First, a lot of hate comes not from the language itself but from the ecosystem
(though the ecosystem follows the ideology of the language: hacked together,
go fast and break often). While I used to hate on PHP, I'm now neutral because
I only heard good thing about its ecosystem (the language evolved a lot too,
it helps). Javascript could get there, but a lot of work is needed.

> Being multi-paradigm has its perks

It also has drawbacks. It means you have to learn those paradigms or restrict
yourself to those you know. A codebase use a paradigm you don't know? Though
luck. A codebase use several paradigm at once? Yeah enjoy that.

> It doesn’t matter how robust a language is, an unskilled developer still has
> the same potential to create disasters [...]
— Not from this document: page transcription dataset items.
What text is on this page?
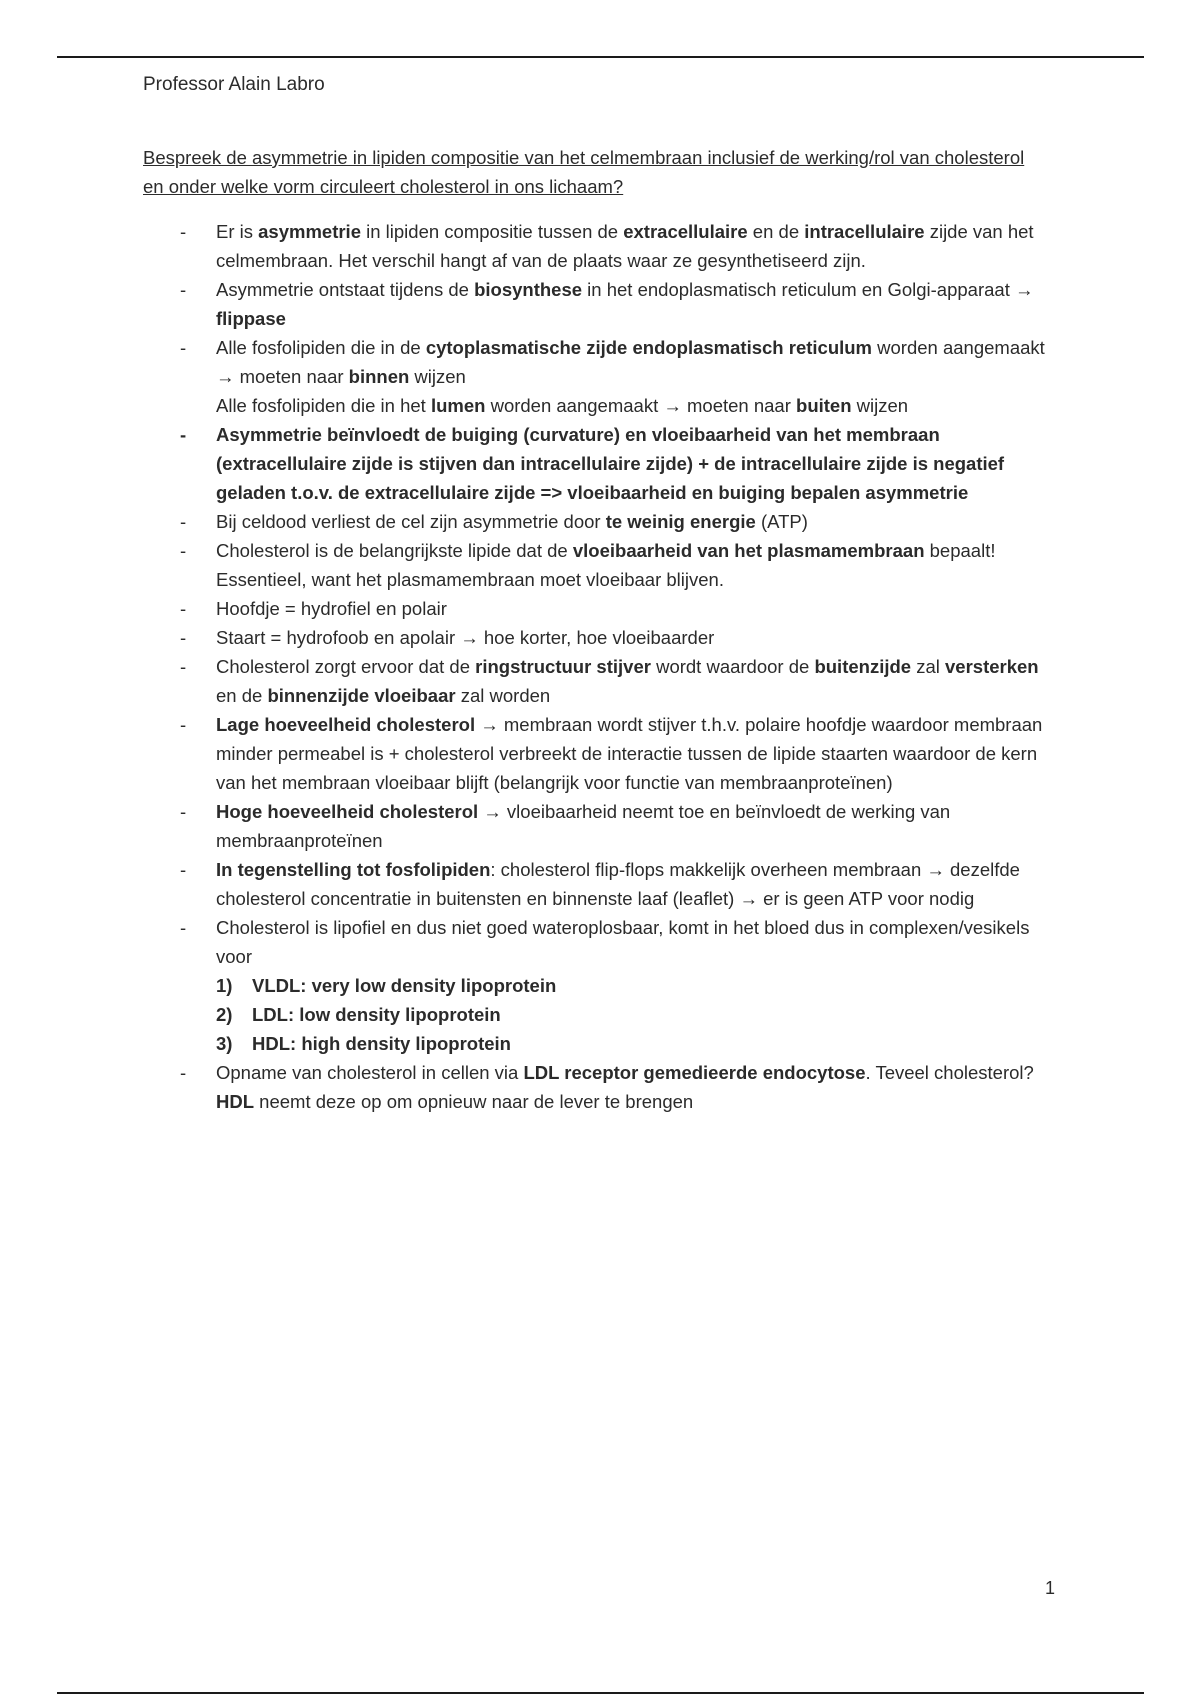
Professor Alain Labro
Bespreek de asymmetrie in lipiden compositie van het celmembraan inclusief de werking/rol van cholesterol en onder welke vorm circuleert cholesterol in ons lichaam?
- Er is asymmetrie in lipiden compositie tussen de extracellulaire en de intracellulaire zijde van het celmembraan. Het verschil hangt af van de plaats waar ze gesynthetiseerd zijn.
- Asymmetrie ontstaat tijdens de biosynthese in het endoplasmatisch reticulum en Golgi-apparaat → flippase
- Alle fosfolipiden die in de cytoplasmatische zijde endoplasmatisch reticulum worden aangemaakt → moeten naar binnen wijzen
Alle fosfolipiden die in het lumen worden aangemaakt → moeten naar buiten wijzen
- Asymmetrie beïnvloedt de buiging (curvature) en vloeibaarheid van het membraan (extracellulaire zijde is stijven dan intracellulaire zijde) + de intracellulaire zijde is negatief geladen t.o.v. de extracellulaire zijde => vloeibaarheid en buiging bepalen asymmetrie
- Bij celdood verliest de cel zijn asymmetrie door te weinig energie (ATP)
- Cholesterol is de belangrijkste lipide dat de vloeibaarheid van het plasmamembraan bepaalt! Essentieel, want het plasmamembraan moet vloeibaar blijven.
- Hoofdje = hydrofiel en polair
- Staart = hydrofoob en apolair → hoe korter, hoe vloeibaarder
- Cholesterol zorgt ervoor dat de ringstructuur stijver wordt waardoor de buitenzijde zal versterken en de binnenzijde vloeibaar zal worden
- Lage hoeveelheid cholesterol → membraan wordt stijver t.h.v. polaire hoofdje waardoor membraan minder permeabel is + cholesterol verbreekt de interactie tussen de lipide staarten waardoor de kern van het membraan vloeibaar blijft (belangrijk voor functie van membraanproteïnen)
- Hoge hoeveelheid cholesterol → vloeibaarheid neemt toe en beïnvloedt de werking van membraanproteïnen
- In tegenstelling tot fosfolipiden: cholesterol flip-flops makkelijk overheen membraan → dezelfde cholesterol concentratie in buitensten en binnenste laaf (leaflet) → er is geen ATP voor nodig
- Cholesterol is lipofiel en dus niet goed wateroplosbaar, komt in het bloed dus in complexen/vesikels voor
1) VLDL: very low density lipoprotein
2) LDL: low density lipoprotein
3) HDL: high density lipoprotein
- Opname van cholesterol in cellen via LDL receptor gemedieerde endocytose. Teveel cholesterol? HDL neemt deze op om opnieuw naar de lever te brengen
1
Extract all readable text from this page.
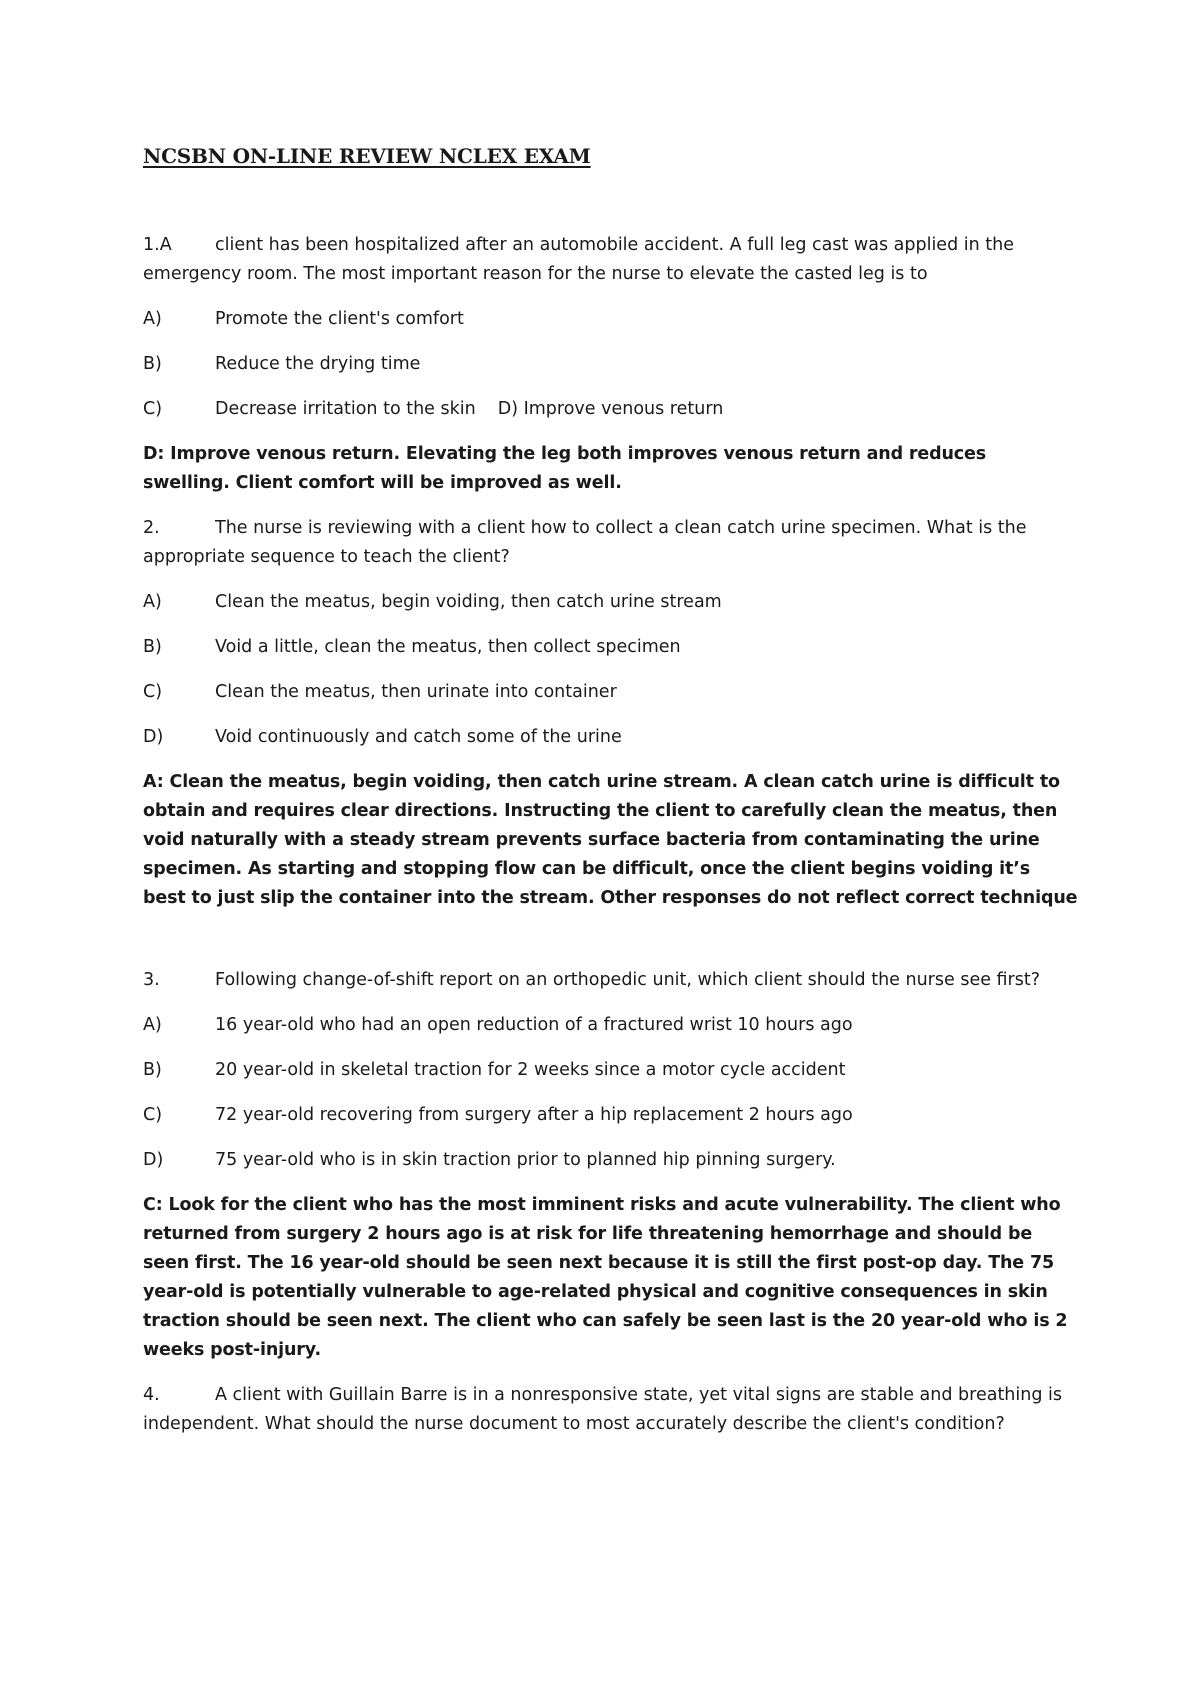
NCSBN ON-LINE REVIEW NCLEX EXAM

1.A	client has been hospitalized after an automobile accident. A full leg cast was applied in the
emergency room. The most important reason for the nurse to elevate the casted leg is to

A)	Promote the client's comfort
B)	Reduce the drying time
C)	Decrease irritation to the skin D) Improve venous return

D: Improve venous return. Elevating the leg both improves venous return and reduces swelling. Client comfort will be improved as well.

2.	The nurse is reviewing with a client how to collect a clean catch urine specimen. What is the
appropriate sequence to teach the client?

A)	Clean the meatus, begin voiding, then catch urine stream
B)	Void a little, clean the meatus, then collect specimen
C)	Clean the meatus, then urinate into container
D)	Void continuously and catch some of the urine

A: Clean the meatus, begin voiding, then catch urine stream. A clean catch urine is difficult to obtain and requires clear directions. Instructing the client to carefully clean the meatus, then void naturally with a steady stream prevents surface bacteria from contaminating the urine specimen. As starting and stopping flow can be difficult, once the client begins voiding it’s best to just slip the container into the stream. Other responses do not reflect correct technique

3.	Following change-of-shift report on an orthopedic unit, which client should the nurse see first?
A)	16 year-old who had an open reduction of a fractured wrist 10 hours ago
B)	20 year-old in skeletal traction for 2 weeks since a motor cycle accident
C)	72 year-old recovering from surgery after a hip replacement 2 hours ago
D)	75 year-old who is in skin traction prior to planned hip pinning surgery.

C: Look for the client who has the most imminent risks and acute vulnerability. The client who returned from surgery 2 hours ago is at risk for life threatening hemorrhage and should be seen first. The 16 year-old should be seen next because it is still the first post-op day. The 75 year-old is potentially vulnerable to age-related physical and cognitive consequences in skin traction should be seen next. The client who can safely be seen last is the 20 year-old who is 2 weeks post-injury.

4.	A client with Guillain Barre is in a nonresponsive state, yet vital signs are stable and breathing is
independent. What should the nurse document to most accurately describe the client's condition?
That's the crux of the matter. An unskilled developer doesn't have the same
potential to create disasters. Languages with a lot of footguns have more
potential for disasters. Javascript, as a language, has a lot of them. "clear
structural and syntactical requirements" reduce that potential. Enforcing
consistent formatting reduce that. Checking types reduce that. Having less
non-obvious behaviors reduce that. Javascript just don't do any of that.

> As developers, we tend to be biassed towards what we know best.

Well, my main bias is toward what's maintainable and will get the job done
fast. Javascript doesn't rank as well as other languages on the maintainable
part.

> JavaScript is probably the only language where you can copy and paste code
> from Stack Overflow and, 90% of the time, it’ll work the first time around

I didn't have similar results except for very basic code. While we would need
a larger sample rate, I generally have more success with other langagues.

> Everyone talks about learning Angular, React, and Vue, but never really
> about Vanilla JavaScript.

That's because our work is to get the job done, and unless you have very
simple requirements and/or little maintainability concerns, using a framework
is a must (otherwise you end up doing your own framework, invariably worse
than existing frameworks and using up a lot of time).

------
segmondy
There's nothing like a proper language, any language that let's you
communicate clearly is a proper language and so is Javascript. However
javascript has tons of wart, and as much as I personally hate it. I believe
it's a great lang for prototype. My approach these days is to prototype with
javascript and rewrite in whatever my target language is.